MH = {"Authorization": f"Bearer {MV}", "Content-Type": "application/json"}
strip_html = lambda h: re.sub(r"\s+", " ", re.sub(r"<[^>]+>", "", h or "")).strip()

posts, page = [], 1
while True:
    resp = requests.get(f"{WP}/wp-json/wp/v2/posts", params={
        "status": "publish", "per_page": 100, "page": page,
        "_fields": "id,title,content,comment_count,date,modified,link"})
    if resp.status_code == 400: break
    resp.raise_for_status()
    batch = resp.json()
    if not batch: break
    posts.extend(batch)
    if page >= int(resp.headers.get("X-WP-TotalPages", 1)): break
    page += 1
print(f"Fetched {len(posts)} posts")

posts.sort(key=lambda p: p.get("comment_count", 0), reverse=True)
cutoff = max(len(posts) // 4, 3)
high, low = posts[:cutoff], [p for p in posts[-cutoff:] if p.get("comment_count", 0) == 0] or posts[-cutoff:]
print(f"High: {len(high)} | Low: {len(low)}")

persona_ids = []
for label, group, desc in [
    ("Engaged Reader", high, "Readers who comment on top-performing content"),
    ("Silent Visitor", low, "Visitors who read low-engagement content but never comment"),
]:
    titles = ", ".join(p["title"]["rendered"] for p in group[:5])
    r = requests.post(f"{MB}/personas", json={"name": f"WordPress {label}", "description": f"{desc}. Posts: {titles}."}, headers=MH)
    r.raise_for_status(); persona_ids.append(r.json()["id"])
    print(f"  Persona: {r.json()['name']} ({r.json()['id']})")

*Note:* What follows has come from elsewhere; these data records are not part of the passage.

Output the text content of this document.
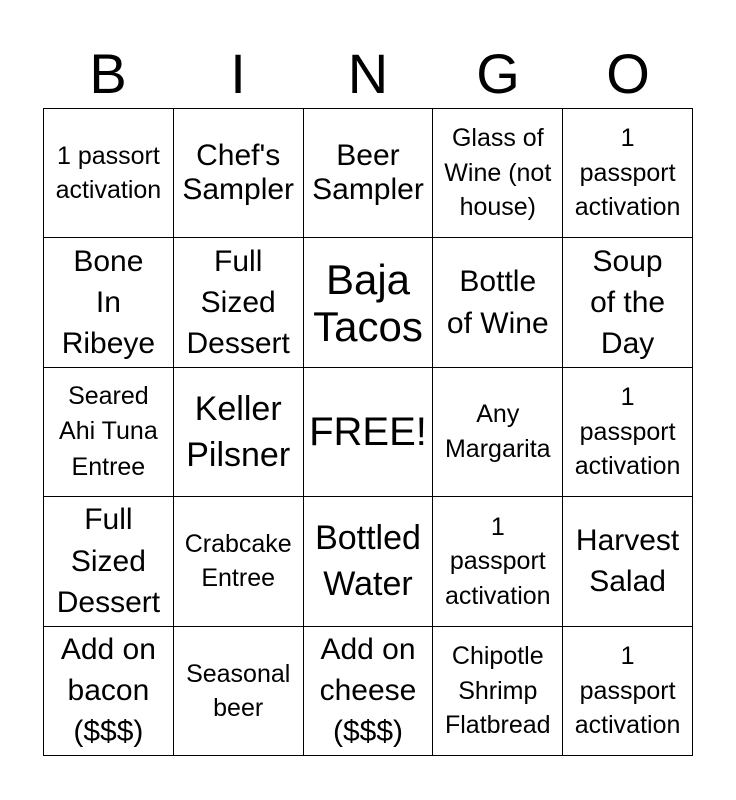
B	I	N	G	O
1 passort
activation
Chef's
Sampler
Beer
Sampler
Glass of
Wine (not
house)
1
passport
activation
Bone
In
Ribeye
Full
Sized
Dessert
Baja
Tacos
Bottle
of Wine
Soup
of the
Day
Seared
Ahi Tuna
Entree
Keller
Pilsner
FREE!	Any
Margarita
1
passport
activation
Full
Sized
Dessert
Crabcake
Entree
Bottled
Water
1
passport
activation
Harvest
Salad
Add on
bacon
($$$)
Seasonal
beer
Add on
cheese
($$$)
Chipotle
Shrimp
Flatbread
1
passport
activation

high_s = "\n".join(f"- \"{p['title']['rendered']}\" ({p.get('comment_count',0)} comments)" for p in high[:5])
low_s = "\n".join(f"- \"{p['title']['rendered']}\" ({p.get('comment_count',0)} comments)" for p in low[:5])
fg = requests.post(f"{MB}/focus-groups", json={
    "name": "WordPress Content Performance Analysis", "persona_ids": persona_ids,
    "questions": ["What about high-performing content makes you engage?",
        "Why might low-performing posts fail to hold attention?",
        "What change would make you comment on a post?",
        "How important is the opening paragraph?"],
    "context": f"HIGH:\n{high_s}\n\nExcerpt: {strip_html(high[0]['content']['rendered'])[:400]}\n\n"
               f"LOW:\n{low_s}\n\nExcerpt: {strip_html(low[0]['content']['rendered'])[:400]}",
}, headers=MH)
fg.raise_for_status(); result = fg.json()
print(f"\nFocus group: {result['id']}")
for r in result.get("responses", []):
    print(f"\n[{r['persona_name']}] {r['question']}\n{r['answer']}")

Example Output

{
  "id": "fg_3c7d2e9b",
  "name": "WordPress Content Performance Analysis",
  "responses": [
    {
      "persona_name": "WordPress Engaged Reader",
      "question": "What about the high-performing content makes you want to engage?",
      "answer": "The high-comment posts take a clear stance — they don't just explain, they argue a position. That gives me something to agree or disagree with. The listicle-style posts with no opinion get a skim and a close."
    },
    {
      "persona_name": "WordPress Silent Visitor",
      "question": "Why might the low-performing posts fail to hold your attention?",
      "answer": "They read like documentation — accurate but flat. There's no hook in the first paragraph, no reason to keep scrolling. I found the information I needed in the first 200 words and left."
    }
  ]
}

Error Handling

Some WordPress configurations disable comments entirely or use a plugin like Disqus that doesn’t sync counts back. If comment_count is 0 for all posts, consider integrating with GA4 for pageview data (/integrations/ga4) or use the modified date relative to date as an engagement proxy — frequently updated posts indicate editorial investment.
Full post HTML can be very large. The code truncates excerpts to 500 characters. For richer context without token overflow, use a summarization step: send each post’s content through Mavera responses for a 2-sentence summary, then pass those summaries into the focus group context.